Drittens: Lassen Sie uns mit einem eigenen Kinderausschuss auch einmal eigene Akzente setzen, Instrumente für den umfänglichen Schutz entwickeln und für eine gute Entwicklung unserer Kinder sorgen. Wir sollten nicht immer nur mit dem Finger auf andere zeigen - Sie wissen, wie das mit dem Fingerzeigen ist: Drei Finger zeigen immer auf einen selbst zurück -, sondern wir sollten die Erfahrungen und Potenzen der Interessengruppen und vieler Beteiligter - ich denke an die vielen Vereine, an die Netzwerke, die an diesen Themen arbeiten - einbeziehen und als Landesparlament unsere eigenen Akzente entwickeln und setzen.
Ich möchte Sie daran erinnern, dass Sie den Anspruch formuliert haben, kein Kind zurückzulassen. Um diesen Anspruch zu erfüllen, kann der Ausschuss einen wirklichen Beitrag leisten. Und - dazu werden wir noch im nächsten Beitrag kommen, wenn Herr Wichmann hier spricht - es ist auch kein Widerspruch zur Bestellung eines Kinderschutzbeauftragten, sondern im Gegenteil. Dieser soll gerade das Bindeglied zwischen diesen Ebenen sein, nämlich für die Landesregierung, den Landesjugendhilfeausschuss, die Landesfachstelle und dann zu unserem parlamentarischen Ausschuss.

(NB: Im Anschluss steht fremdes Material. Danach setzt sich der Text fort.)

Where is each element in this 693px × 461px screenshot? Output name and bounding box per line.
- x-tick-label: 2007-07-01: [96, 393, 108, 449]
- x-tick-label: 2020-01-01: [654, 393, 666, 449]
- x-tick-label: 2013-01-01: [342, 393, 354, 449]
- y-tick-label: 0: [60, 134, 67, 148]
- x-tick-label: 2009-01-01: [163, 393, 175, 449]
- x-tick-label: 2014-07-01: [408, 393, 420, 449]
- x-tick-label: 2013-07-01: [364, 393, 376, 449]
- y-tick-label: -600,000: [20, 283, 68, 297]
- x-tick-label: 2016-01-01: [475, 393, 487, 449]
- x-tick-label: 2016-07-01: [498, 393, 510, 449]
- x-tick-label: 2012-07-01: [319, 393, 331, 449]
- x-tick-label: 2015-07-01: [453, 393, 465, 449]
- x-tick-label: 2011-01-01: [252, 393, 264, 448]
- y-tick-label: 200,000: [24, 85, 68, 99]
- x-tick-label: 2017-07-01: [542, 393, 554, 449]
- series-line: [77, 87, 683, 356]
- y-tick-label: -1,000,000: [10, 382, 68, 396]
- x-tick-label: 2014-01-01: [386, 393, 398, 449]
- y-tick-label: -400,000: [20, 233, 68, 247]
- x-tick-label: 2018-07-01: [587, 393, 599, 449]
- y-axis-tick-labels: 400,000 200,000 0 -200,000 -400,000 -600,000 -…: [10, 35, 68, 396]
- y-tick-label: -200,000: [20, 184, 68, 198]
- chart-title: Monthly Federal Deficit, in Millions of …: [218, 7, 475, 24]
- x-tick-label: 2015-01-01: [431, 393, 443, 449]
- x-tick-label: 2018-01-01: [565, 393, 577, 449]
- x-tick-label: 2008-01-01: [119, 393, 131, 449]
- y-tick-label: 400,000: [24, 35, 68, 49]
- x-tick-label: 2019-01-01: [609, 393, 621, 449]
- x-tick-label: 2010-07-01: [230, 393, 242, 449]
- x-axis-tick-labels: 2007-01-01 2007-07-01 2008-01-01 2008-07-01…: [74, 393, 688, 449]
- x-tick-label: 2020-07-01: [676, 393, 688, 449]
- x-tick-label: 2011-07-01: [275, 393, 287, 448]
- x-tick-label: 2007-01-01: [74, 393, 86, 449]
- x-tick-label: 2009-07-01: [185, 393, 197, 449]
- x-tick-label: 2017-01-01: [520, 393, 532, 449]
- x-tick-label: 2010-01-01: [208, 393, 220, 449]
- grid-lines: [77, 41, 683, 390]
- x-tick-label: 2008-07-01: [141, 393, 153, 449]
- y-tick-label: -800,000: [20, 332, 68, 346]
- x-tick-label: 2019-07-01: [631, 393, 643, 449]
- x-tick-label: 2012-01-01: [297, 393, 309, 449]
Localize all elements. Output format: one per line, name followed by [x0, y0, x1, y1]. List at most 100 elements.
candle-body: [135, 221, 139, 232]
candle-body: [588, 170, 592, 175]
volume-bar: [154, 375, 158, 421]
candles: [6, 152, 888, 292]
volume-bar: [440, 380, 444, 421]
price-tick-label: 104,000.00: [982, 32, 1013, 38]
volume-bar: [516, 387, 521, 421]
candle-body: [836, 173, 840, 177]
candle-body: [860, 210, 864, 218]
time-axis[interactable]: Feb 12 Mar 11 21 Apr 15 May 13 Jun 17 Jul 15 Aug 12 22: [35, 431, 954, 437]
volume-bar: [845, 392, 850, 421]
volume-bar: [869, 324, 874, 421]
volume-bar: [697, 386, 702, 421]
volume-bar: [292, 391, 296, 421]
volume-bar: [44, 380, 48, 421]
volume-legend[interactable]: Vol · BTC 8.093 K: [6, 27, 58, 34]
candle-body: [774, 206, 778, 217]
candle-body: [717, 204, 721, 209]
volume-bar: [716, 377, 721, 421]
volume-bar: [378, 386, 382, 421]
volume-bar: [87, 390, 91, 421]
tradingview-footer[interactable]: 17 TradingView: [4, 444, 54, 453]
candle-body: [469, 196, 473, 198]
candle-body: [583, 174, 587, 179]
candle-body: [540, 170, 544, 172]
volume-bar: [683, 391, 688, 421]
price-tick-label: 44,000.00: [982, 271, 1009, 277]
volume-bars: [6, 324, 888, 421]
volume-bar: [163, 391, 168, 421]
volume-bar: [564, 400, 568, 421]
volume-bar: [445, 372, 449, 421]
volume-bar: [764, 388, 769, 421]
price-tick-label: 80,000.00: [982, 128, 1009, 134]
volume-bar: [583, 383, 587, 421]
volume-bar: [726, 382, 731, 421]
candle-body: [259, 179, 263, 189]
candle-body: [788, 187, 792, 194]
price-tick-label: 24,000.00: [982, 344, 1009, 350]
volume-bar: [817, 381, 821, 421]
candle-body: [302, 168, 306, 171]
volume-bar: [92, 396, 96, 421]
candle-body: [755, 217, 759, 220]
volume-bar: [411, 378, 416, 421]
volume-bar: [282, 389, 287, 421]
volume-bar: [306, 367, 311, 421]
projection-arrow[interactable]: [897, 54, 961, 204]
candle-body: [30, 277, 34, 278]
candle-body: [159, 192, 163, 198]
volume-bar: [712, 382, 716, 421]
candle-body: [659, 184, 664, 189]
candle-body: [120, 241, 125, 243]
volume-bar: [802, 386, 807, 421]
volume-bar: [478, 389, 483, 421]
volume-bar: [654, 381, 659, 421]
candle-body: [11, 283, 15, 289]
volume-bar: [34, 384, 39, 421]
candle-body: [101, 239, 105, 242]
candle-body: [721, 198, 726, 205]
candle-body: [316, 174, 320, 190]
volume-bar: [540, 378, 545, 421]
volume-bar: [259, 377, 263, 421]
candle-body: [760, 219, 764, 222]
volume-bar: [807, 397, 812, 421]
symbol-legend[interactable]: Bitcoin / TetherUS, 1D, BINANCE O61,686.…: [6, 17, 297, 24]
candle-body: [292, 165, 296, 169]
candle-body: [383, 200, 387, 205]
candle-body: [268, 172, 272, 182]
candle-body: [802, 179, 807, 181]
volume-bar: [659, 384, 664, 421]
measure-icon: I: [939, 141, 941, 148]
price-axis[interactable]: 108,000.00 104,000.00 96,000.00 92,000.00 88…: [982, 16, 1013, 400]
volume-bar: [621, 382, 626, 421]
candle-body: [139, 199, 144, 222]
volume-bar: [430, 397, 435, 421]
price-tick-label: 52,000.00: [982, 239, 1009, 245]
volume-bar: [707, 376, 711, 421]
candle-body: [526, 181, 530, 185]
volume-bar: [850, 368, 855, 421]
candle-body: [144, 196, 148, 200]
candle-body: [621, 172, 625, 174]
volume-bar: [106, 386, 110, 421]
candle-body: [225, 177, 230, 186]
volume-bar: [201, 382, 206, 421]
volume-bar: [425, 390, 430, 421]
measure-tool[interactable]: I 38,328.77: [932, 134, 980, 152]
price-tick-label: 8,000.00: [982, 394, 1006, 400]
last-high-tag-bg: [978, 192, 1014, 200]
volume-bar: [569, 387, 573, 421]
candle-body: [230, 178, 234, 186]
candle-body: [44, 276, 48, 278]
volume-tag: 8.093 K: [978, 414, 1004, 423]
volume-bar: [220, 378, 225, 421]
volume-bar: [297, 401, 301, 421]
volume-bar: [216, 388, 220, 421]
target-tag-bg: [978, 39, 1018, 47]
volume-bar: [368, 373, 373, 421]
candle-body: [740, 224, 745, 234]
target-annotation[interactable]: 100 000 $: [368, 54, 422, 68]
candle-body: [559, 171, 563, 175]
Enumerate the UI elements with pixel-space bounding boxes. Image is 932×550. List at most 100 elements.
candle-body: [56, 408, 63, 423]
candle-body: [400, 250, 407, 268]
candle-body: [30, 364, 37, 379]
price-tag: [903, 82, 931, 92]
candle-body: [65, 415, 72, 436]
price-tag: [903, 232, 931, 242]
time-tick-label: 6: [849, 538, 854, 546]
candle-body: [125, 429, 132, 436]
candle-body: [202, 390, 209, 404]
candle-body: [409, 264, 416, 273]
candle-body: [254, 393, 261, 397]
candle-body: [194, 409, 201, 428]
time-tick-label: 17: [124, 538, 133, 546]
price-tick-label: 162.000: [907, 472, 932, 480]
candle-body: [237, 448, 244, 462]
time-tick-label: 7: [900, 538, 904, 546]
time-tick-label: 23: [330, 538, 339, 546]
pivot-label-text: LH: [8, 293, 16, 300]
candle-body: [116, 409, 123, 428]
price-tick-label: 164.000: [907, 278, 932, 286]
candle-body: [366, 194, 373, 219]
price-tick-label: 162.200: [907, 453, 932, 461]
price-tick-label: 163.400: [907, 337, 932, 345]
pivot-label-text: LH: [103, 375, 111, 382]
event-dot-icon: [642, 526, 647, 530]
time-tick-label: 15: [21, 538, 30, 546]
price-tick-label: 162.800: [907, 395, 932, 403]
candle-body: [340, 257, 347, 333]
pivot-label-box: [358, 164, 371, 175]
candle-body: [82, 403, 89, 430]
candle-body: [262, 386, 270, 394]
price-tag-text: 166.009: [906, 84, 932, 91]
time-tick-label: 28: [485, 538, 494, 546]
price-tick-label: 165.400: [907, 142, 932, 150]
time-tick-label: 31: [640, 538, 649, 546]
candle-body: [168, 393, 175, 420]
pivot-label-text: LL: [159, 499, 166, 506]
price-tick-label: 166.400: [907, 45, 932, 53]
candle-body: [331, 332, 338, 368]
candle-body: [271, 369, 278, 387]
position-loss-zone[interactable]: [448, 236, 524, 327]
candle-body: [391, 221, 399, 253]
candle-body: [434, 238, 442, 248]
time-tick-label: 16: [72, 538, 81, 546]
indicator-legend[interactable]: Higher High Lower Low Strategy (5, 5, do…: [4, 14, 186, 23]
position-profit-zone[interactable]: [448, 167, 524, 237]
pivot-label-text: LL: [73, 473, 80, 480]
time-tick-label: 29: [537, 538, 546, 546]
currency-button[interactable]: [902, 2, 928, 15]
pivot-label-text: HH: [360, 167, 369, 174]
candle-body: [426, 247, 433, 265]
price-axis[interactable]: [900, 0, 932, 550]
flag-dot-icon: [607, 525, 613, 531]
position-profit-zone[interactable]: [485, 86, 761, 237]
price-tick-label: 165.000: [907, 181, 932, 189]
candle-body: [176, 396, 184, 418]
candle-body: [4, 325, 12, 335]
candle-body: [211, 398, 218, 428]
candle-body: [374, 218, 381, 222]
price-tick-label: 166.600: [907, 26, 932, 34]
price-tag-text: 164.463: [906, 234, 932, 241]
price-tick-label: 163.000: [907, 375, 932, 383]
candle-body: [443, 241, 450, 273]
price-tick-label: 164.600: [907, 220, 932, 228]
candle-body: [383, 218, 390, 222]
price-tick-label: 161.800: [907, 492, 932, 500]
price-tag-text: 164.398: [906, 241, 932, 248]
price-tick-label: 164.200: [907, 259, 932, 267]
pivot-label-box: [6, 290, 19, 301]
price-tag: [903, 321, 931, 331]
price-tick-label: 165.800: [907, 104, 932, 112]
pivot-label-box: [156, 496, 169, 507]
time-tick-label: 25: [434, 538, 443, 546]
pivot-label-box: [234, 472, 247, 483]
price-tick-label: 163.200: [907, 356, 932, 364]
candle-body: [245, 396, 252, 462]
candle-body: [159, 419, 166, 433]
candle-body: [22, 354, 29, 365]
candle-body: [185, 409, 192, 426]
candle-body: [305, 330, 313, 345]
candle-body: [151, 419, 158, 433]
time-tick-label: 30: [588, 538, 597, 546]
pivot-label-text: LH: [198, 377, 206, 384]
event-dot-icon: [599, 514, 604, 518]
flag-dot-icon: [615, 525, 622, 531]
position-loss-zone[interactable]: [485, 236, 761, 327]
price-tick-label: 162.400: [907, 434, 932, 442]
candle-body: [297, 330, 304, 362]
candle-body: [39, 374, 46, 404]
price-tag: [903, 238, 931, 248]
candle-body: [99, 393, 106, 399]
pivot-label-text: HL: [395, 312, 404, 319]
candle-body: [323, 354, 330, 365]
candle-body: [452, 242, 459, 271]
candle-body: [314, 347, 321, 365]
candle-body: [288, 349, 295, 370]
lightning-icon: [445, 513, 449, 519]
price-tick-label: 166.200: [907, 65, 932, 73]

Wenn wir das alles miteinander betrachten und verknüpft sehen, können wir tatsächlich auch einmal als Landesparlament nicht nur von der Zukunft - oder sagen wir besser: von einer gedeihlichen Zukunft - für unsere Kinder und ihre Wichtigkeit sprechen, sondern wir sollten sie dann auch gemeinsam gestalten. - Herzlichen Dank.
Vielen Dank, Frau Abgeordnete Schulz. - Für die Fraktion der SPD erhält die Abgeordnete Lehmann das Wort.
Frau Präsidentin! Meine Damen und Herren! Sehr verehrte Kollegen! Sehr verehrte Gäste! Der Antrag der CDU-Fraktion und der FDP-Fraktion - Kinderausschuss für Brandenburg wurde von der Kollegin Schulz hier ausführlich begründet. Dennoch empfehlen wir, diesen Antrag hier und heute abzulehnen, und zwar mit der Begründung: Nicht zuständig.